Sabrina leaned back on her hands, stretching her legs out in front of her. Sebastian’s gaze snagged on the bare skin, and he grazed the curve of her calf with his thumb, almost as though he couldn’t resist touching her.

“It’s your secret spot.”

He hummed an agreement.

“I bet it was very popular with the ladies,” she said, and immediately regretted it.Popular with the ladies?Ug.

He wrapped his hand around her ankle, squeezed slightly. “You’re the first woman I’ve brought here.”

“Oh.” The word gusted out on a surprised breath, the admission wheedling its way deeper into her heart.

He cleared his throat, breaking their eye contact, and handed her a plate, each item arranged with care. A lump worked its way into her throat and she blinked back an unexpected wetness in her eyes.
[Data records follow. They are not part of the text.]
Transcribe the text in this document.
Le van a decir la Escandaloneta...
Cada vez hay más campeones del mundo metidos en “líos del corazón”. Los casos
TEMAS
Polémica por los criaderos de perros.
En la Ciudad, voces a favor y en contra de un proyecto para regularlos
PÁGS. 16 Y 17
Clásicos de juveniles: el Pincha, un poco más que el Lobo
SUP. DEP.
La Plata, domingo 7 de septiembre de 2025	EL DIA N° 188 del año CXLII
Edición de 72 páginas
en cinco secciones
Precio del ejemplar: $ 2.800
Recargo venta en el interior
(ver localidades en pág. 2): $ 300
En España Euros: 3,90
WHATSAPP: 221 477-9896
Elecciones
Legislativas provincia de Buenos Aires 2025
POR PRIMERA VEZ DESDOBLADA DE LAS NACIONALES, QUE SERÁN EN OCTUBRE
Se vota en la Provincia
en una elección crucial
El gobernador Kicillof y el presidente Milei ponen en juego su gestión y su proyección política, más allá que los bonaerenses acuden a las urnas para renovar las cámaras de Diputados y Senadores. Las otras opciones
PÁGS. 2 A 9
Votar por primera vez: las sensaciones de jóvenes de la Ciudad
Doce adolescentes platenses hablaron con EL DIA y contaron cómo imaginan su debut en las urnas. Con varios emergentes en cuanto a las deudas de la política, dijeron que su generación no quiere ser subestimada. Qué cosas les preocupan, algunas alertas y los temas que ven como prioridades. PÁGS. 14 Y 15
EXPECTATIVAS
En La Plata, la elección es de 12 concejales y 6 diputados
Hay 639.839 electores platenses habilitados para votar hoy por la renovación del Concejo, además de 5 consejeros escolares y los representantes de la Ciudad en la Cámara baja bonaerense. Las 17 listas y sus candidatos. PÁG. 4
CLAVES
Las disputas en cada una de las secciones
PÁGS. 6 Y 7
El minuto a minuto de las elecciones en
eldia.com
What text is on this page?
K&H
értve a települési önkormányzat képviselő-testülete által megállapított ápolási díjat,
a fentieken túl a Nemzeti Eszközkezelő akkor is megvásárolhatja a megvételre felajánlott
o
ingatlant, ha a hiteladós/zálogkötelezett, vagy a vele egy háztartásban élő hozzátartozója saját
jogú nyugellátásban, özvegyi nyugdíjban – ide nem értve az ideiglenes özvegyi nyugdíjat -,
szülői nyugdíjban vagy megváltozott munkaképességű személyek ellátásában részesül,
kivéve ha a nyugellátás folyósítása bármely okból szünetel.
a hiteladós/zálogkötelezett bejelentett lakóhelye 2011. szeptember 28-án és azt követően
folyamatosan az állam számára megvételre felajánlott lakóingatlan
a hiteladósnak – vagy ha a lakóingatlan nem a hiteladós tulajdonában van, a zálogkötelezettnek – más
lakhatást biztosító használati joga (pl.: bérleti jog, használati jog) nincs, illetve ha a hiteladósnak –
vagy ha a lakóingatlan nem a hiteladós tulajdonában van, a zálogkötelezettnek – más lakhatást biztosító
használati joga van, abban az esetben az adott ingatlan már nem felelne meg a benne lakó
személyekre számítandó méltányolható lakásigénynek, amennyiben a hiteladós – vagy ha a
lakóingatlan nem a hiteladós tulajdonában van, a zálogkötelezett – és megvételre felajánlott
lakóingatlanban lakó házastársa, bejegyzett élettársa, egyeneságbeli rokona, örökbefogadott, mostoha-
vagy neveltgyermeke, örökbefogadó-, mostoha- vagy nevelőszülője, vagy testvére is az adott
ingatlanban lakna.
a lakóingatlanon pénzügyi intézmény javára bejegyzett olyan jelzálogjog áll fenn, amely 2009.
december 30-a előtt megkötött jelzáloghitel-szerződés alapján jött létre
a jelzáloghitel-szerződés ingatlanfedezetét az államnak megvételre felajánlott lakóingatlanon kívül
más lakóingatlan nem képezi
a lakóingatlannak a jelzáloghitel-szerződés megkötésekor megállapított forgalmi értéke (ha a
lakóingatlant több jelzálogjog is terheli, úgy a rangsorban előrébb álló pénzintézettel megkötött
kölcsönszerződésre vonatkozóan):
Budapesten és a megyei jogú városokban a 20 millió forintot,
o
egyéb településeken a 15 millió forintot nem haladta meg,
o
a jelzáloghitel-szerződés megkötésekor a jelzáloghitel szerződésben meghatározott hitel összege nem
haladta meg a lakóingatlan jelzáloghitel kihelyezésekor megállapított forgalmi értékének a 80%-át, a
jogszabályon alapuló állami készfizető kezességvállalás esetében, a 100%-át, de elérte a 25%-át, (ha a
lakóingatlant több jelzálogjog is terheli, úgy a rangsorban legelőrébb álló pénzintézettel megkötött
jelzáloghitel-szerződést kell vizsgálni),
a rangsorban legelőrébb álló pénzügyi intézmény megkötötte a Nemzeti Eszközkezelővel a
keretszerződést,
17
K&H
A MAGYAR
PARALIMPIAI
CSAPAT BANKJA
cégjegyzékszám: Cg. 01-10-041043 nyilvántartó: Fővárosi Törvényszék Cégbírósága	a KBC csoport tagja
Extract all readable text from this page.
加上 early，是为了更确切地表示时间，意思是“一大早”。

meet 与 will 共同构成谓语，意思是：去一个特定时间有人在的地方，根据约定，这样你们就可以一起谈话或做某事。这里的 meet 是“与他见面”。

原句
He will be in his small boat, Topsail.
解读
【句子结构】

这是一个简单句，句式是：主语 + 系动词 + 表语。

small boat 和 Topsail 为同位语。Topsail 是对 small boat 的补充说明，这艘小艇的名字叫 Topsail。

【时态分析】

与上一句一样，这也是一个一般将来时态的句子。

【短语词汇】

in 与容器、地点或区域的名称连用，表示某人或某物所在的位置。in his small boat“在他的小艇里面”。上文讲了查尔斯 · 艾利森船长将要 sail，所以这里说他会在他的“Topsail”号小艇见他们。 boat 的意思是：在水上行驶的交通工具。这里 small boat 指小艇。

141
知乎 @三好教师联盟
Don’t be ridiculous. It’s dinner. Who cries over dinner?

But it wasn’t just dinner. It was every precise movement he’d taken to create this exact plate of food for her, to provide this experience for her, to open himself up, and she suddenly knew the lump was made of things she needed to open up about, too, pushing their way up and out and—

“Sebastian.”

“Eat, Sabrina.” He held her gaze as he extended a fork her way—an actual metal fork from his silverware drawer at home. “We can talk after.”

She wasn’t sure if she was grateful for the reprieve or not, but she accepted it, digging into the eclectic arrangement of foods—mushroom ravioli, calamari with little roasted tomatoes and balsamic drizzle, fried plantains, a soft loaf of garlic bread with crusty edges, green beans with little slivers of almond. None of it made sense together, but all of it was delicious.